• Kyodo


A document leak shows that former executives of a unit run by KDDI Corp. strongly resisted changing auditors before suspicious accounting came to light and led to their arrest in 2015.

The documents, obtained by a group of international journalists, suggest along with the unit’s records that three former executives of Hong Kong-based DMX Technologies Group Ltd., including its CEO at the time, were involved in false transactions with Chinese firms via two entities set up in the British Virgin Islands, a known tax haven.

The documents, dubbed the “Paradise Papers,” are similar to last year’s “Panama Papers” and were obtained by the German newspaper Sueddeutsche Zeitung and shared with the International Consortium of Investigative Journalists.

Kyodo News and other media outlets are partners with the ICIJ.

A total of 13.4 million records were leaked, many from Bermuda law firm Appleby, which has branches in tax havens around the world, including the British Virgin Islands.

After the auditor was changed to one that KDDI had a contract with in 2014, suspicious accounting practices at DMX Technologies came to light and two of the three executives were arrested by Hong Kong police the following year. The telecommunications firm reported an extraordinary loss of ¥33.8 billion in the fiscal year ended March 2015 in connection with the matter.
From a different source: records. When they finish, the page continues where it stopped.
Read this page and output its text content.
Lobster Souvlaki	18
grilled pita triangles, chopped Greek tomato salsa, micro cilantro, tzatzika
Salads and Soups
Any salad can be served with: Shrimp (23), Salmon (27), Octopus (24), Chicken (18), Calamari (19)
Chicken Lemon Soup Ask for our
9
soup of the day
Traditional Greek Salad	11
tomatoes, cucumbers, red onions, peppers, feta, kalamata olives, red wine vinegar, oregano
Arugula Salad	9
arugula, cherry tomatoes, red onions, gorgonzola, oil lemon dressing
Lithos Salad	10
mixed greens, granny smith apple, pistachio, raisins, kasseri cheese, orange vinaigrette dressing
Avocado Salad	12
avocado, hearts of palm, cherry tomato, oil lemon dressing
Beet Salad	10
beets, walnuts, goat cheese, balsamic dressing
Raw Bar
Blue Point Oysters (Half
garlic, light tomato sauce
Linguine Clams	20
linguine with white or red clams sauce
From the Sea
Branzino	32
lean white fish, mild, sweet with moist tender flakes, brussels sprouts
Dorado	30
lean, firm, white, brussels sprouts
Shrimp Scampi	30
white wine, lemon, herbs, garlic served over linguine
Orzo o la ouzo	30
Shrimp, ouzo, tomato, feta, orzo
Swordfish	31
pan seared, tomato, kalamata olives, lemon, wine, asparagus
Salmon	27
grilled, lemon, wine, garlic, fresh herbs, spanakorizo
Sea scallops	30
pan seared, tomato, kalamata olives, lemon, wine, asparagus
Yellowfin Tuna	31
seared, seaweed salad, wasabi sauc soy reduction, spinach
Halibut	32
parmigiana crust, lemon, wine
The leaked documents and other records indicate the three executives engaged in false transactions and the information technology company failed to recover a large sum of accounts receivable, leading parent KDDI to report the extraordinary loss.
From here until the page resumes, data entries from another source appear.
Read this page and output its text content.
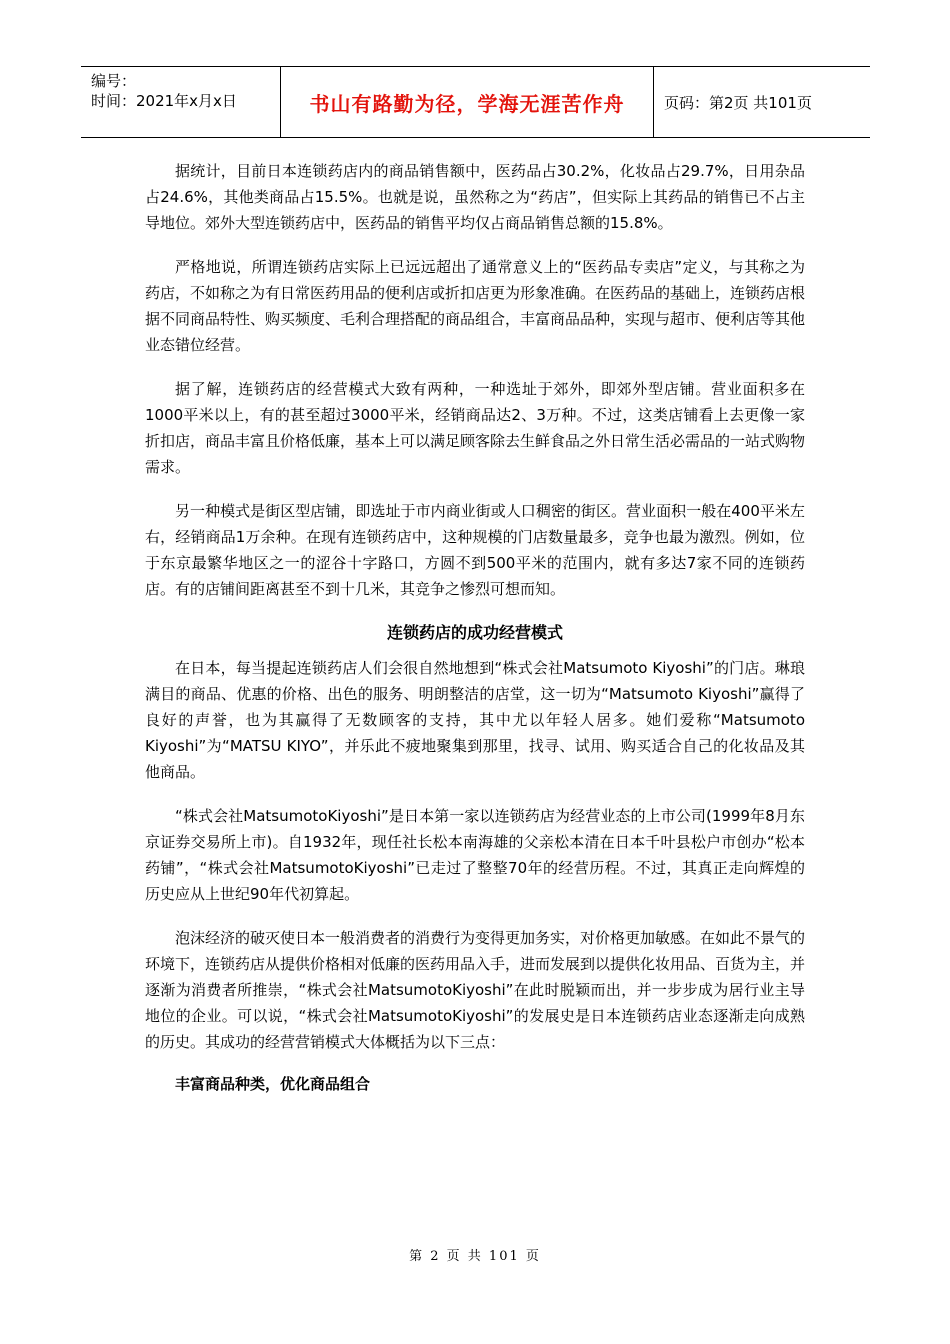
编号：
时间：2021年x月x日	书山有路勤为径，学海无涯苦作舟	页码：第2页 共101页

据统计，目前日本连锁药店内的商品销售额中，医药品占30.2%，化妆品占29.7%，日用杂品占24.6%，其他类商品占15.5%。也就是说，虽然称之为“药店”，但实际上其药品的销售已不占主导地位。郊外大型连锁药店中，医药品的销售平均仅占商品销售总额的15.8%。

严格地说，所谓连锁药店实际上已远远超出了通常意义上的“医药品专卖店”定义，与其称之为药店，不如称之为有日常医药用品的便利店或折扣店更为形象准确。在医药品的基础上，连锁药店根据不同商品特性、购买频度、毛利合理搭配的商品组合，丰富商品品种，实现与超市、便利店等其他业态错位经营。

据了解，连锁药店的经营模式大致有两种，一种选址于郊外，即郊外型店铺。营业面积多在1000平米以上，有的甚至超过3000平米，经销商品达2、3万种。不过，这类店铺看上去更像一家折扣店，商品丰富且价格低廉，基本上可以满足顾客除去生鲜食品之外日常生活必需品的一站式购物需求。

另一种模式是街区型店铺，即选址于市内商业街或人口稠密的街区。营业面积一般在400平米左右，经销商品1万余种。在现有连锁药店中，这种规模的门店数量最多，竞争也最为激烈。例如，位于东京最繁华地区之一的涩谷十字路口，方圆不到500平米的范围内，就有多达7家不同的连锁药店。有的店铺间距离甚至不到十几米，其竞争之惨烈可想而知。

连锁药店的成功经营模式

在日本，每当提起连锁药店人们会很自然地想到“株式会社Matsumoto Kiyoshi”的门店。琳琅满目的商品、优惠的价格、出色的服务、明朗整洁的店堂，这一切为“Matsumoto Kiyoshi”赢得了良好的声誉，也为其赢得了无数顾客的支持，其中尤以年轻人居多。她们爱称“Matsumoto Kiyoshi”为“MATSU KIYO”，并乐此不疲地聚集到那里，找寻、试用、购买适合自己的化妆品及其他商品。

“株式会社MatsumotoKiyoshi”是日本第一家以连锁药店为经营业态的上市公司(1999年8月东京证券交易所上市)。自1932年，现任社长松本南海雄的父亲松本清在日本千叶县松户市创办“松本药铺”，“株式会社MatsumotoKiyoshi”已走过了整整70年的经营历程。不过，其真正走向辉煌的历史应从上世纪90年代初算起。

泡沫经济的破灭使日本一般消费者的消费行为变得更加务实，对价格更加敏感。在如此不景气的环境下，连锁药店从提供价格相对低廉的医药用品入手，进而发展到以提供化妆用品、百货为主，并逐渐为消费者所推崇，“株式会社MatsumotoKiyoshi”在此时脱颖而出，并一步步成为居行业主导地位的企业。可以说，“株式会社MatsumotoKiyoshi”的发展史是日本连锁药店业态逐渐走向成熟的历史。其成功的经营营销模式大体概括为以下三点：

丰富商品种类，优化商品组合
第 2 页 共 101 页
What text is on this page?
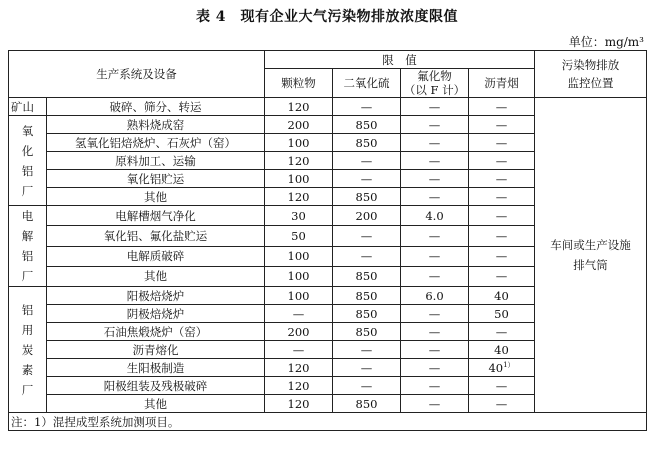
表 4　现有企业大气污染物排放浓度限值
单位：mg/m³
生产系统及设备		限　值				污染物排放
监控位置
		颗粒物	二氧化硫	氟化物
（以 F 计）	沥青烟	
矿山	破碎、筛分、转运	120	—	—	—	车间或生产设施
排气筒
氧
化
铝
厂	熟料烧成窑	200	850	—	—	
	氢氧化铝焙烧炉、石灰炉（窑）	100	850	—	—	
	原料加工、运输	120	—	—	—	
	氧化铝贮运	100	—	—	—	
	其他	120	850	—	—	
电
解
铝
厂	电解槽烟气净化	30	200	4.0	—	
	氧化铝、氟化盐贮运	50	—	—	—	
	电解质破碎	100	—	—	—	
	其他	100	850	—	—	
铝
用
炭
素
厂	阳极焙烧炉	100	850	6.0	40	
	阴极焙烧炉	—	850	—	50	
	石油焦煅烧炉（窑）	200	850	—	—	
	沥青熔化	—	—	—	40	
	生阳极制造	120	—	—	$40^{1)}$
	阳极组装及残极破碎	120	—	—	—	
	其他	120	850	—	—	
注：1）混捏成型系统加测项目。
Back in 2012, KDDI sought to change DMX Technologies’ auditor to the one it had a contract with. But one document shows the chairman and CEO “emphasized” in a meeting that the move “may have negative impact on the share price of the company and KDDI would suffer the substantial impact if this happened.”

It took more than a year before the auditor was changed. Two of the three former executives were involved in operating entities in the British Virgin Islands.

KDDI told Kyodo News that it could not confirm the alleged false transactions via the entities in the tax haven. KDDI also said the motives behind the irregular accounting were not clear because it has not questioned the officials. The CEO and others did not respond to questions from Kyodo.

The registered office of DMX Technologies is in Bermuda, a British island territory also known as a corporate tax haven. KDDI made the company a subsidiary in 2009.